Ich selber bin 32 Jahre alt und weiss praktisch gar nix mehr von früher *g*. Von daher würd ich mich freuen an eine nette Gemeinschaft Anschluss zu finden. Achja ich spiele im moment Scl. Falls noch Fragen offen sind, ich beantworte sie gerne.

mfg Shanei


p.s   mein Scl Account heisst übrigens    Darlah


----------



## Violator1 (12. Juli 2008)

Shanei schrieb:


> Hallo,
> 
> 
> ich hab nach jahrelanger Pause wieder mit D2 angefangen, und suche auf dem Weg einen netten Clan (der auch aktiv sein soll).
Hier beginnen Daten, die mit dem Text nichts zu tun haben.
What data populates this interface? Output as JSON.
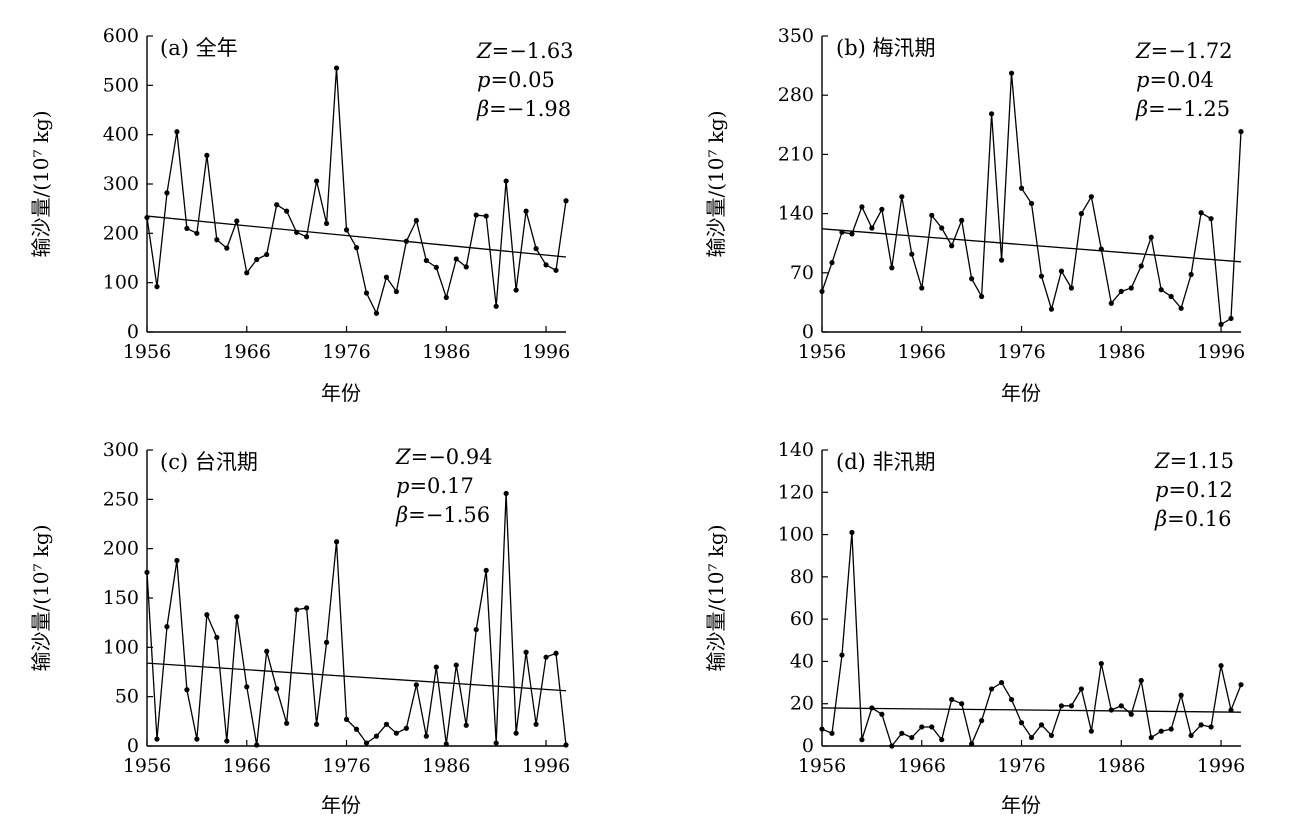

Gern gesehen wäre, wenn das Alter ein wenig höher angesetzt ist, muss aber nicht sein.
> ...




Bist du Dumm oder was?  

Das kommt hier nicht rein.


Ich sage es dir nur weil es sonst keiner macht.


----------



## SeelenGeist (12. Juli 2008)

Violator1 schrieb:


> Bist du Dumm oder was?
> 
> Das kommt hier nicht rein.
> 
> ...


Wieso sollte es hier nicht rein? Außerdem achte mal auf Deinen Ton, Kleinkind.
Hier geht es ebenfalls, auch andere schreiben hier Themen über Diabo 2, also heul nicht, danke.


----------



## grimrott (12. Juli 2008)

Violator1 schrieb:


> Bist du Dumm oder was?



Wenn deine Mutti wüsste wie du dich hier aufführst...




@Topic

Hey spiele seit kurzem auch (wieder) D2 und wäre bei einer Gilde oder Levelgemeinschaft dabei! 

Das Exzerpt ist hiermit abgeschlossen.